Two impulses struggle with each other within man: the demand for repetition of pleasant stimuli, and the opposing desire for variety, for change, for a new stimulus. These two impulses often unite in one relatively common impulse characteristic of beasts of prey: the impulse to take possession. The question whether then repetition or change shall follow is for the time being cast aside. The more robust satisfaction the consciousness of possession gives, with its possibilities for deciding this way or that, is capable of suppressing the subtler considerations and of leading to that conservative repose which is always characteristic of ownership. Faced with the dilemma, whether repetition of the stimuli or innovation be preferable, the human intellect decided here, too, to take possession; it founded a system.

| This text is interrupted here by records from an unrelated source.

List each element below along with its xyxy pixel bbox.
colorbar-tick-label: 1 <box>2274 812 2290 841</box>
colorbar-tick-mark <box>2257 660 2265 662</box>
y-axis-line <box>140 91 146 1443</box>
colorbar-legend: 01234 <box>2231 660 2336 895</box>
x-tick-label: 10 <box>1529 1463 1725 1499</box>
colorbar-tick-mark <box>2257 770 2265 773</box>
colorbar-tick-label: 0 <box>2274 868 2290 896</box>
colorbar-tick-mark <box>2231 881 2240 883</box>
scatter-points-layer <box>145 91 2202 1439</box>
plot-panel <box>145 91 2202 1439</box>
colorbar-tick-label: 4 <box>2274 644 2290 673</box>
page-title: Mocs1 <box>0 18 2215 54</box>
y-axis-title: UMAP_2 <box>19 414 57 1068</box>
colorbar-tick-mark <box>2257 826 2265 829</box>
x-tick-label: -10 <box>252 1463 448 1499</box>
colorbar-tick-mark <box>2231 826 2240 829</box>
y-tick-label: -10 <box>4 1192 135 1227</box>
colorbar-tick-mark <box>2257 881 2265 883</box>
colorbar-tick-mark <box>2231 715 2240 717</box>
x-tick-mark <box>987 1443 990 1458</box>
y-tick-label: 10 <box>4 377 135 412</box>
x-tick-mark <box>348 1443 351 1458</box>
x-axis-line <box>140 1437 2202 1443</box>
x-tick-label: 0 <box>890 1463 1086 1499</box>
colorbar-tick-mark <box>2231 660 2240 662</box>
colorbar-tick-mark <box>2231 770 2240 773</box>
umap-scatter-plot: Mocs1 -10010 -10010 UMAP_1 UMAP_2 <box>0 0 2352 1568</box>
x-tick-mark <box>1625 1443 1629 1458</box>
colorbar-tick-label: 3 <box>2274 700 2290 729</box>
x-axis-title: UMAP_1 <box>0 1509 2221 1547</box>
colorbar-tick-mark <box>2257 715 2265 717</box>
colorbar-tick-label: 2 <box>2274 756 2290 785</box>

Thus it can also be imagined how the chance occurrence of a dissonant passing tone, once established by the notation, after its excitement had been experienced, called forth the desire for less accidental, less arbitrary repetition; how the desire to experience this excitement more often led to taking possession of the methods that brought it about. But, should the excitement of the forbidden lead to uninhibited indulgence, that essentially despicable compromise between morality and immoderate desire had to be drawn, that compromise which here consists in a looser conception of the prohibition as well as of that which is prohibited. Dissonance was accepted, but the door through which it was admitted was bolted whenever excess threatened.

The treatment of dissonance, in which psychological and practical considerations play similarly decisive roles, could have arisen in this manner. The caution of the listener, who wants to enjoy the excitement but does not want to be too greatly alarmed by the danger, is in accord with the caution of the singer. And the composer, who dares not spoil it for either, invents methods that pander to this goal: how do I hold the listener in suspense, how do I startle him and yet not go so far that it is no longer possible for me to say, ‘It was only in fun’? Or: how do I introduce, slowly and carefully, what indeed has to come if I do no not want to bore the listener; how do I persuade him to accept the sour grapes, too, so that the sweet ones, the resolution of the dissonance, will stimulate him so much the more pleasantly? How do I induce the singer to sing a dissonant tone in spite of himself, in spite of possible intonation difficulties? I do not let him notice its entry and I whisper to him in the catastrophic moment: ‘Easy! It’s practically over.’ Careful introduction and euphonious resolution: that is the system!

Preparation and resolution are thus a pair of protective wrappers in which the dissonance is carefully packed so that it neither suffers nor inflicts damage.